The 2.3.0 wheel build — blocked for hours by a gitlab.com outage that cascaded through Eigen 5.0 and cross-arch libomp — exposed that build-time dependency clones are a release liability. Follow-ups:

  • Finish build network-independence. Eigen is now vendored (third_party/eigen), but Spectra, nlohmann/json, pybind11, and Catch2 still FetchContent-clone from github at build time. Vendor or checksum-pin the rest so a release can never be blocked by an upstream host outage.

  • conda-forge is stale (targets 2.2.x) — currently not a supported channel. The README and docs no longer advertise it. Either revive the feedstock and bump it to the current PyPI release (2.5.0), or formally drop conda-forge; until then, PyPI is the only distribution.

  • Refreshed headline performance numbers (2026-07-01, bench/baselines/routing_performance.md). Re-benchmarked Release + OpenMP on real counties: distance matrix and route_fragility are ~5× faster on macOS post-2.3.0 (the April numbers were effectively serial), confirmed by a 1→10-thread scaling curve on the same machine. Single-threaded ops unchanged. The perf_baseline.json Google-Benchmark regression gate is refreshed separately via gravel_perf.
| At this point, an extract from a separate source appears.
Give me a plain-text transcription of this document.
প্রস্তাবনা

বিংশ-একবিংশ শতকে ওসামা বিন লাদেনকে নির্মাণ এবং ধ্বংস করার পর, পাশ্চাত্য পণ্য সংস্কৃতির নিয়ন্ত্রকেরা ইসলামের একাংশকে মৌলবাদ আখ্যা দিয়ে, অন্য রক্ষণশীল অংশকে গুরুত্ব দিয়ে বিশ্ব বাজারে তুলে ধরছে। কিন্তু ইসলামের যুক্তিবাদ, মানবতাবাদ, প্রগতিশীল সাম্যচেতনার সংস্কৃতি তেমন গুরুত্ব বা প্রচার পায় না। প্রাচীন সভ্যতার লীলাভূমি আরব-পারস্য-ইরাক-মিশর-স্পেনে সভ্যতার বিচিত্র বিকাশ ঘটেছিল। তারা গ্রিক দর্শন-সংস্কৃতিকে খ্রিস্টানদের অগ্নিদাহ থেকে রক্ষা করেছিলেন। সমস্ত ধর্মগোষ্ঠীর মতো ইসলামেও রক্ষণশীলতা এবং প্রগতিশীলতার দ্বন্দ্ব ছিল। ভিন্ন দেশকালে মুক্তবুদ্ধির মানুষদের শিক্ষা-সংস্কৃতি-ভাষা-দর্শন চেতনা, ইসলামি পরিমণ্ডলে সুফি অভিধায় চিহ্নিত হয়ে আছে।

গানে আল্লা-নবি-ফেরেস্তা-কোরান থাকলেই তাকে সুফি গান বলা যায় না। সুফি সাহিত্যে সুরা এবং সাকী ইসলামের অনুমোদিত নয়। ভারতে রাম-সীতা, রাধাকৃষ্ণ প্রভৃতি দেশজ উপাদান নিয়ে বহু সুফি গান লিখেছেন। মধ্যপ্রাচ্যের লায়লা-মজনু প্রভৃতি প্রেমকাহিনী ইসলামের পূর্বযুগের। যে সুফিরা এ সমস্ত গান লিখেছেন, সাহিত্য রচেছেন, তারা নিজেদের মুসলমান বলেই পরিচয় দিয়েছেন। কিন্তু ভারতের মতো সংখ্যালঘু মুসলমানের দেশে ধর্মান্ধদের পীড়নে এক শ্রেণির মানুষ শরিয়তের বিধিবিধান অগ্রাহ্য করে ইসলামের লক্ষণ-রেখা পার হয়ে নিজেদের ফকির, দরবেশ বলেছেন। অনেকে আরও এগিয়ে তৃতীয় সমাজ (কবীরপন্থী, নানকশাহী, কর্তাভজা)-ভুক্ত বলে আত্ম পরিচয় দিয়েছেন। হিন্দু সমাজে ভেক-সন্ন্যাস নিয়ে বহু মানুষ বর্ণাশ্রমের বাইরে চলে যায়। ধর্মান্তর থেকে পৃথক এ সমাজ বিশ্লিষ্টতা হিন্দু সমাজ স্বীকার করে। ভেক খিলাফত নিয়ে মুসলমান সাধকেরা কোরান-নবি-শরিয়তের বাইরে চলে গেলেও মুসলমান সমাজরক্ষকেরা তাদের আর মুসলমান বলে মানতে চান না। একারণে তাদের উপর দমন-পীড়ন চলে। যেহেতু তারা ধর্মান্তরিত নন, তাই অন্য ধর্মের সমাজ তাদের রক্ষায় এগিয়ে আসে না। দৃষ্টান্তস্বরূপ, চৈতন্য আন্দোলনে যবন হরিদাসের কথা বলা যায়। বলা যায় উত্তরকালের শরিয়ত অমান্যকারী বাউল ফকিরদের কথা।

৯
  • ~~Extend deterministic mode to kirchhoff_index / natural_connectivity~~ — not needed. Audit found both are serial (no OpenMP) and seeded, hence already reproducible; there is no unpinned parallel reduction to fix. (If they are ever parallelized, they’ll need the H4 treatment then.)

Longer-horizon / research-track

  • Customizable Contraction Hierarchies (CCH). Metric-independent structure (nested-dissection order + triangulated shortcuts) built once, then fast weight customization — an edge removal becomes setting its weight to ∞ and re-customizing the affected triangles, exact and non-degrading. The principled route to editable/dynamic networks and cheap repeated re-routing, and the only clean way to relax the “static-topology CH” non-goal below. Preferred over hand-rolled incremental CH updates (intricate, quality-eroding); today BlockedCHQuery already covers fixed-topology edge blocking without a rebuild, so CCH is warranted only if a true editable-network use case emerges.
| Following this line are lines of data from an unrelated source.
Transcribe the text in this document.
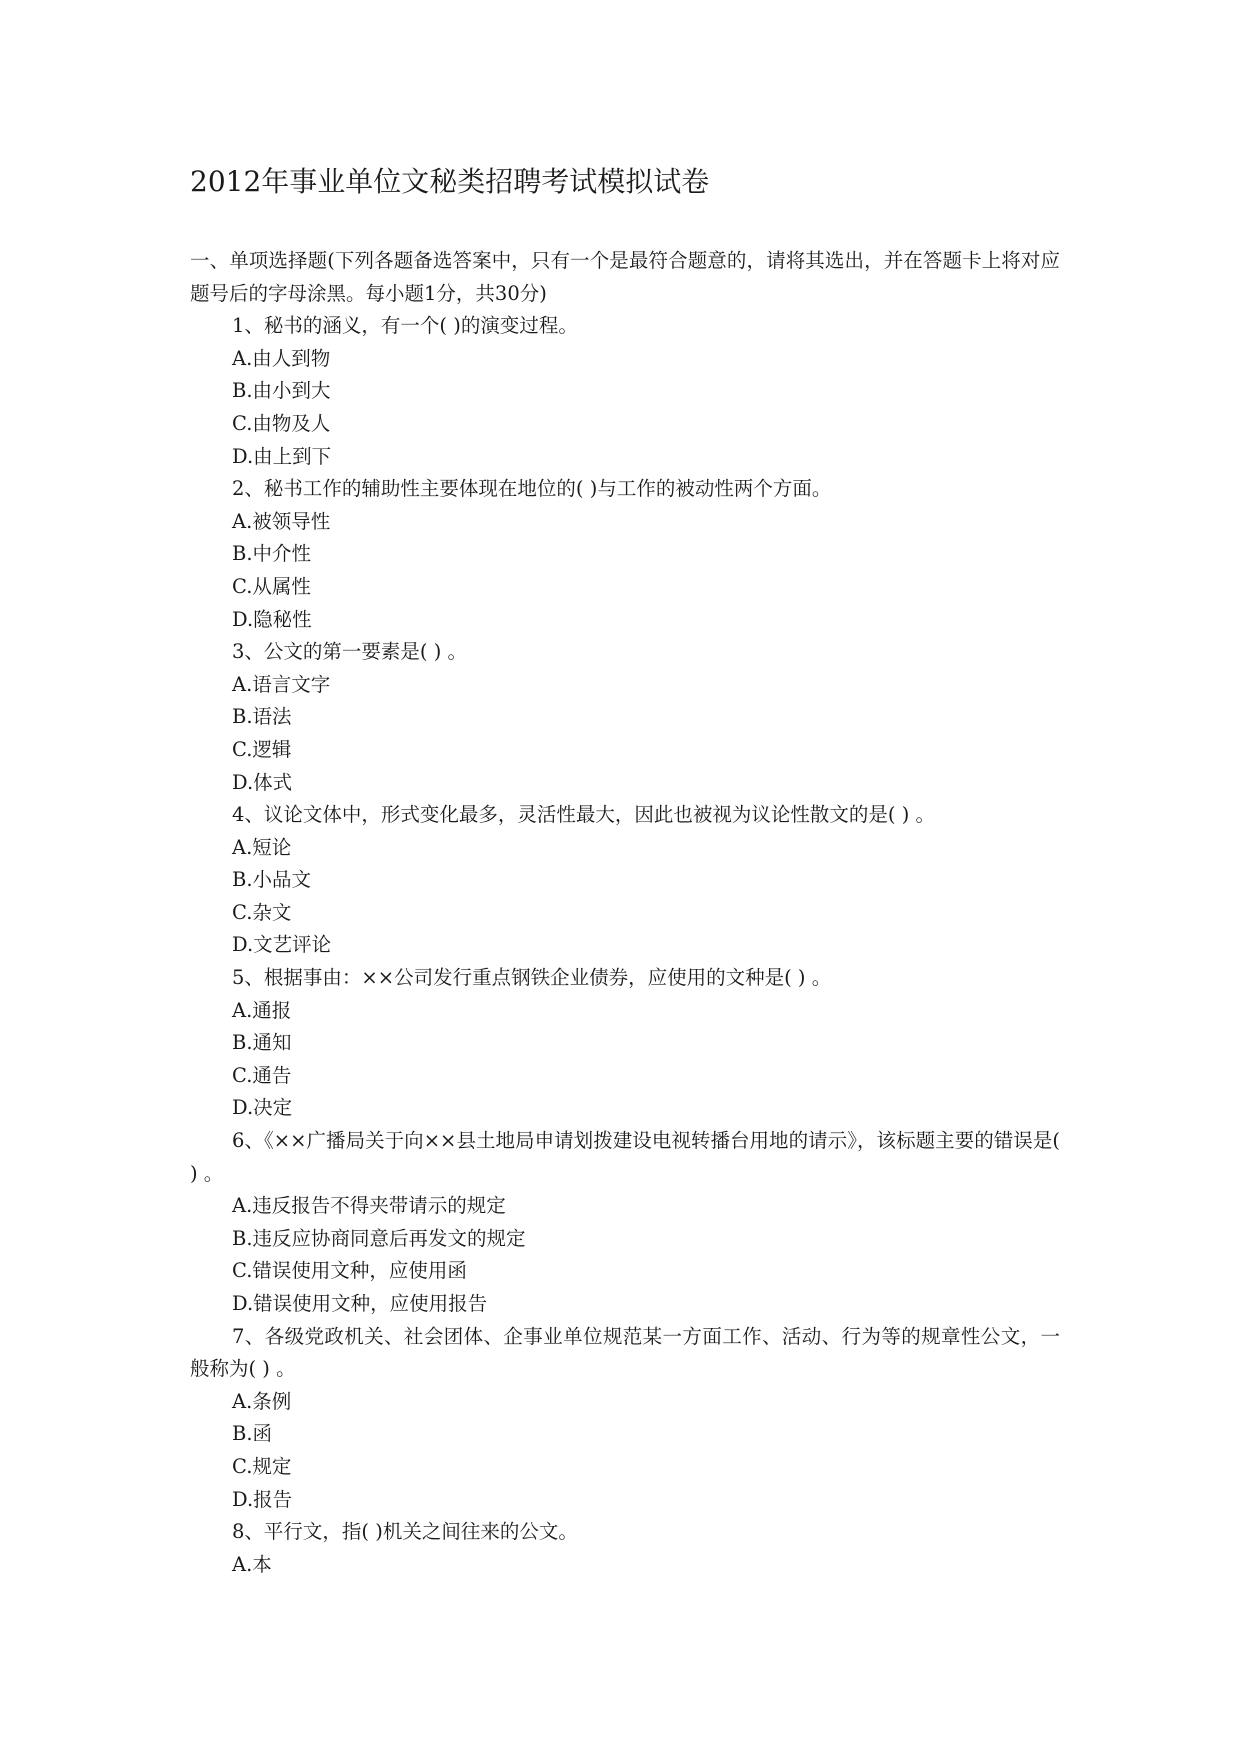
2012年事业单位文秘类招聘考试模拟试卷

一、单项选择题(下列各题备选答案中，只有一个是最符合题意的，请将其选出，并在答题卡上将对应题号后的字母涂黑。每小题1分，共30分)

1、秘书的涵义，有一个( )的演变过程。

A.由人到物

B.由小到大

C.由物及人

D.由上到下

2、秘书工作的辅助性主要体现在地位的( )与工作的被动性两个方面。

A.被领导性

B.中介性

C.从属性

D.隐秘性

3、公文的第一要素是( ) 。

A.语言文字

B.语法

C.逻辑

D.体式

4、议论文体中，形式变化最多，灵活性最大，因此也被视为议论性散文的是( ) 。

A.短论

B.小品文

C.杂文

D.文艺评论

5、根据事由：××公司发行重点钢铁企业债券，应使用的文种是( ) 。

A.通报

B.通知

C.通告

D.决定

6、《××广播局关于向××县土地局申请划拨建设电视转播台用地的请示》，该标题主要的错误是( ) 。

A.违反报告不得夹带请示的规定

B.违反应协商同意后再发文的规定

C.错误使用文种，应使用函

D.错误使用文种，应使用报告

7、各级党政机关、社会团体、企事业单位规范某一方面工作、活动、行为等的规章性公文，一般称为( ) 。

A.条例

B.函

C.规定

D.报告

8、平行文，指( )机关之间往来的公文。

A.本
  • Temporal fragility (degradation over construction schedules)

  • International road-network support (non-TIGER boundaries)
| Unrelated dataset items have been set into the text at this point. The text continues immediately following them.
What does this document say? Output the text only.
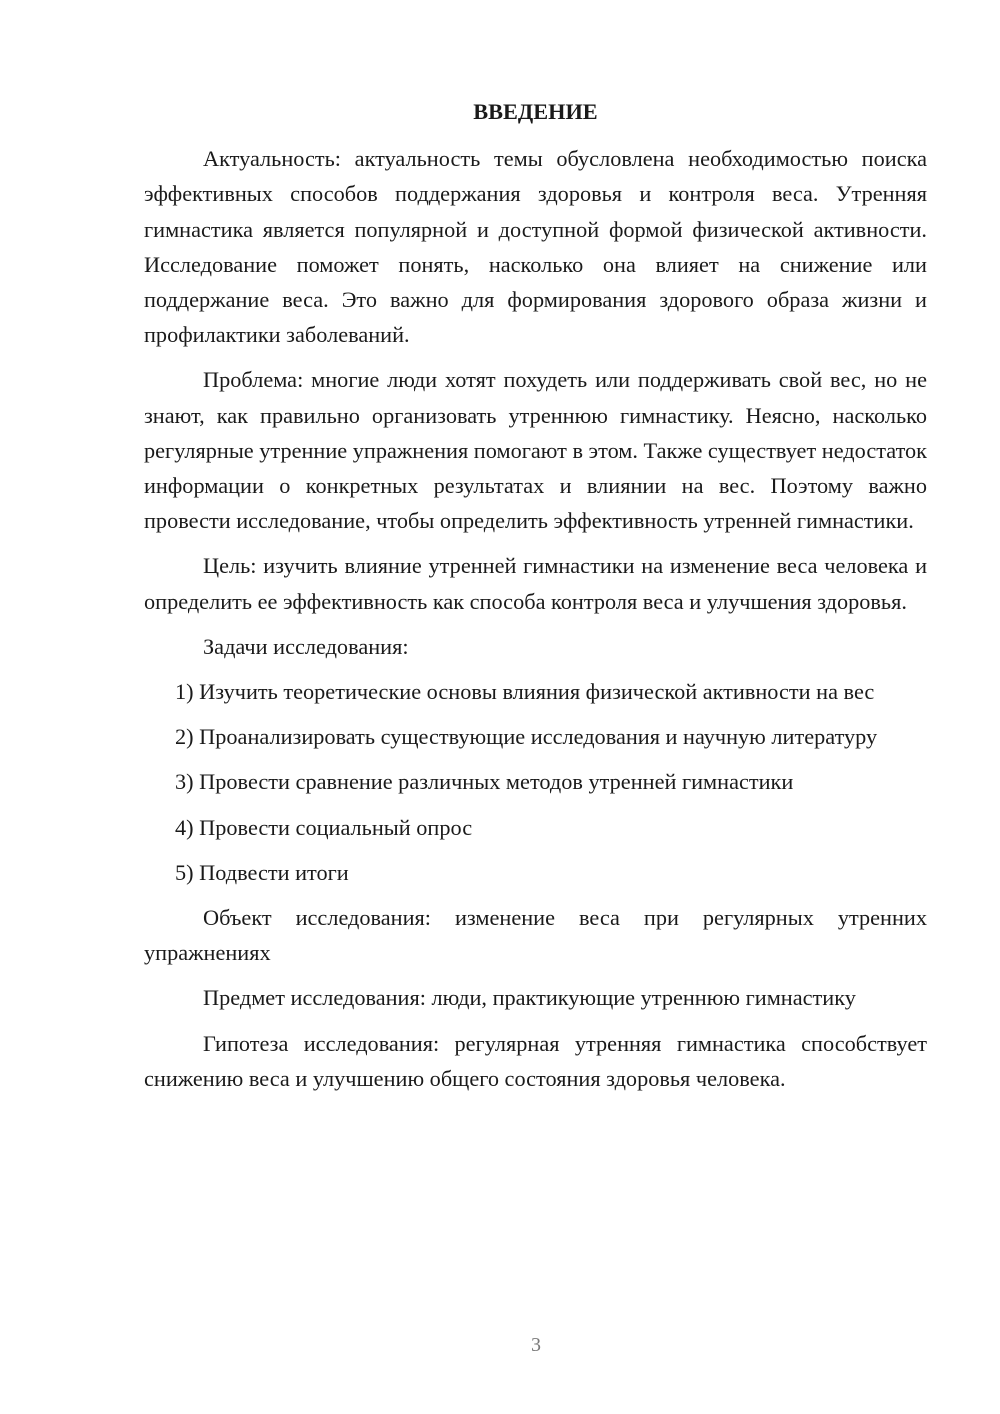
ВВЕДЕНИЕ

Актуальность: актуальность темы обусловлена необходимостью поиска эффективных способов поддержания здоровья и контроля веса. Утренняя гимнастика является популярной и доступной формой физической активности. Исследование поможет понять, насколько она влияет на снижение или поддержание веса. Это важно для формирования здорового образа жизни и профилактики заболеваний.

Проблема: многие люди хотят похудеть или поддерживать свой вес, но не знают, как правильно организовать утреннюю гимнастику. Неясно, насколько регулярные утренние упражнения помогают в этом. Также существует недостаток информации о конкретных результатах и влиянии на вес. Поэтому важно провести исследование, чтобы определить эффективность утренней гимнастики.

Цель: изучить влияние утренней гимнастики на изменение веса человека и определить ее эффективность как способа контроля веса и улучшения здоровья.

Задачи исследования:

1) Изучить теоретические основы влияния физической активности на вес

2) Проанализировать существующие исследования и научную литературу

3) Провести сравнение различных методов утренней гимнастики

4) Провести социальный опрос

5) Подвести итоги

Объект исследования: изменение веса при регулярных утренних упражнениях

Предмет исследования: люди, практикующие утреннюю гимнастику

Гипотеза исследования: регулярная утренняя гимнастика способствует снижению веса и улучшению общего состояния здоровья человека.

3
  • ML-assisted edge-importance ranking

Non-Goals

  • Gravel is not a turn-by-turn navigation library. Use OSRM or GraphHopper for that.

  • Gravel is not a transit planner. Use OpenTripPlanner for GTFS/multi-modal.

  • Gravel’s CH is static topology. All CH operations assume a fixed edge set; the hierarchy is built once and is not incrementally mutated. (Fragility analysis still removes edges — by recomputation on the degraded graph, not by editing the CH.)

  • Gravel is not a traffic-assignment / user-equilibrium engine. Full flow modeling (BPR cost functions plus an origin-destination demand matrix solved to equilibrium) is out of scope: it requires data Gravel cannot calibrate and would trade a defensible topological covariate for a parameter-laden one. The complex-networks cascade model in Phase 2A is the supported alternative.

  • Gravel does not yet model interdependent multi-layer infrastructure as a first-class graph. When needed, coupled failures are expressed as an externally-built edge set fed to scenario_fragility; a true multi-layer core is reserved for a research need that demands interdependency covariates.